Break out of the green-beans-as-default-side-dish rut with quickly prepared Leeks with Lemon Dijon Vinaigrette. Recipe below.
Apparently, it’s week two of the tour de France here at Blue Kitchen. Last week was a very creamy, very French carrot soup. This week, it’s a French side dish whose impressive looks belie its ease of preparation. The unlikely star? Leeks. Ubiquitous in French cuisine, these mild onions usually play a bit part, often ending up puréed beyond recognition. Here, they’re cooked and served practically whole, giving you a sense that you’re eating something only very recently brought from the farm.
You can blame my lingering in France on Williams-Sonoma Collection: French. I’m very visual, especially when it comes to cooking, and this book is filled with gorgeous color photographs. For me, images of finished dishes not only help me understand how to prepare them—they give me some idea of how dishes will taste. Last week’s carrot soup was adapted from this cookbook, as is this dish.
Ironically, I was looking for a green bean recipe I’d seen—slender French haricots verts with shallots and lemon—when I came across the leeks. Hey, we’re big fans of green beans. They’re easy to make, versatile… and part of their name is green, so they must be healthy, right? But because of all these reasons to rely on green beans as a side, we can also get really, really tired of them. So when I saw the leeks, I knew I had to try them.

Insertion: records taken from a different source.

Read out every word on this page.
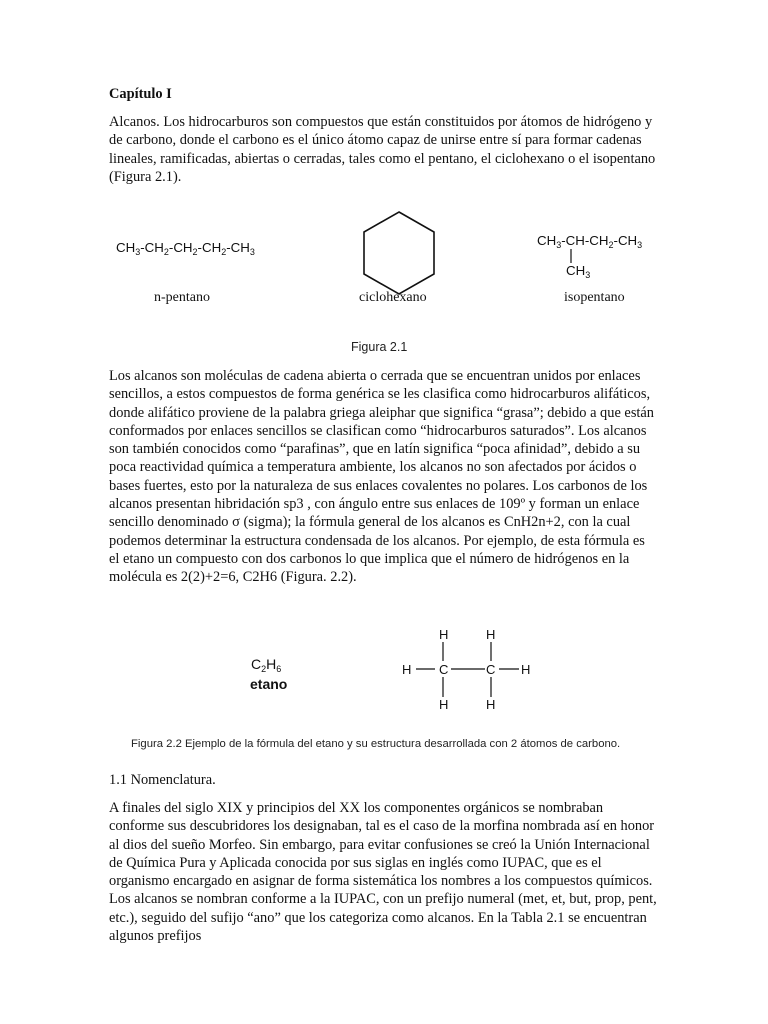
Capítulo I

Alcanos. Los hidrocarburos son compuestos que están constituidos por átomos de hidrógeno y de carbono, donde el carbono es el único átomo capaz de unirse entre sí para formar cadenas lineales, ramificadas, abiertas o cerradas, tales como el pentano, el ciclohexano o el isopentano (Figura 2.1).

$CH_3-CH_2-CH_2-CH_2-CH_3$
$CH_3-CH-CH_2-CH_3$
$CH_3$
n-pentano	ciclohexano	isopentano
Figura 2.1

Los alcanos son moléculas de cadena abierta o cerrada que se encuentran unidos por enlaces sencillos, a estos compuestos de forma genérica se les clasifica como hidrocarburos alifáticos, donde alifático proviene de la palabra griega aleiphar que significa “grasa”; debido a que están conformados por enlaces sencillos se clasifican como “hidrocarburos saturados”. Los alcanos son también conocidos como “parafinas”, que en latín significa “poca afinidad”, debido a su poca reactividad química a temperatura ambiente, los alcanos no son afectados por ácidos o bases fuertes, esto por la naturaleza de sus enlaces covalentes no polares. Los carbonos de los alcanos presentan hibridación sp3 , con ángulo entre sus enlaces de 109º y forman un enlace sencillo denominado σ (sigma); la fórmula general de los alcanos es CnH2n+2, con la cual podemos determinar la estructura condensada de los alcanos. Por ejemplo, de esta fórmula es el etano un compuesto con dos carbonos lo que implica que el número de hidrógenos en la molécula es 2(2)+2=6, C2H6 (Figura. 2.2).

$C_2H_6$
etano
H	H
H C	C H
H	H
Figura 2.2 Ejemplo de la fórmula del etano y su estructura desarrollada con 2 átomos de carbono.

1.1 Nomenclatura.

A finales del siglo XIX y principios del XX los componentes orgánicos se nombraban conforme sus descubridores los designaban, tal es el caso de la morfina nombrada así en honor al dios del sueño Morfeo. Sin embargo, para evitar confusiones se creó la Unión Internacional de Química Pura y Aplicada conocida por sus siglas en inglés como IUPAC, que es el organismo encargado en asignar de forma sistemática los nombres a los compuestos químicos. Los alcanos se nombran conforme a la IUPAC, con un prefijo numeral (met, et, but, prop, pent, etc.), seguido del sufijo “ano” que los categoriza como alcanos. En la Tabla 2.1 se encuentran algunos prefijos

Long appreciated in the Mediterranean and Europe—drawings of leeks and actual dried specimens have been found at ancient Egyptian archeological sites—leeks have only recently gained popularity in the United States. It’s the most refined member of the onion family, with a mild flavor that develops a distinctly sweet note when cooked, especially when sautéed.
Part of the Allium family, like onions and garlic, leeks offer some serious health benefits, from lowering bad cholesterol and raising good to helping prevent ovarian, colon and prostate cancers, to stabilizing blood sugar levels.
In this recipe, their delicate sweetness balances nicely with a buttery sauce brightened with lemon juice and Dijon mustard.
Leeks with Lemon Dijon Vinaigrette
Serves 2 to 3 as a side [can be expanded—see Kitchen Notes]
1 tablespoon olive oil
1 tablespoon unsalted butter
1/2 cup chicken stock [or vegetable stock—see Kitchen Notes]
1/2 cup water
1-1/2 tablespoons chopped flat-leaf Italian parsley
2 teaspoons fresh lemon juice
1 teaspoon Dijon mustard
salt and freshly ground black pepper, to taste
Prepare leeks. Trim roots if overly long, but leave enough to keep bases intact. Slice off most of the green tops. Slice leeks in half lengthwise. Rinse under running water, gently fanning layers to wash out any trapped grit. Leeks like to grow in sandy soil, so you need to clean them carefully.
Heat a sauté or frying pan large enough to hold leeks in a single layer over a medium flame. Add oil and butter and swirl together. Arrange leeks in pan, cut side down, and sauté, turning occasionally with tongs and spatula, until lightly browned, about 5 minutes. Handle leeks gently when turning to keep as intact as possible.
Add stock, water and 1 tablespoon parsley to pan. Bring to a simmer, reduce heat and cover pan, cooking leeks until tender, about 10 minutes. Arrange leeks on a serving platter, cut side up. Add lemon juice and mustard to pan, whisking to combine. Season vinaigrette with salt and pepper [use a light hand with the salt and taste before seasoning—your stock will provide some salt]. Pour vinaigrette over leeks and sprinkle with remaining parsley. Serve immediately.
Increasing servings. Two leek halves is a decent serving as a side. You can easily add a fourth leek to this recipe to serve four without upping the other ingredients, as long as they’ll all fit in one pan. If you get beyond the capacity of a single pan, you’ll obviously need to increase other ingredients accordingly.
Stock answers. First, the original recipe called for no water, just chicken stock. I feared it would taste like chicken leek soup, so I thinned the stock by mixing equal parts stock and water. If you want to make a vegetarian version of this, substitute a vegetable stock you’re happy with for the chicken stock.
And finally, this is a knife and fork dish. While delicate in flavor, leeks take more than the side of a fork to cut into bites and eat gracefully.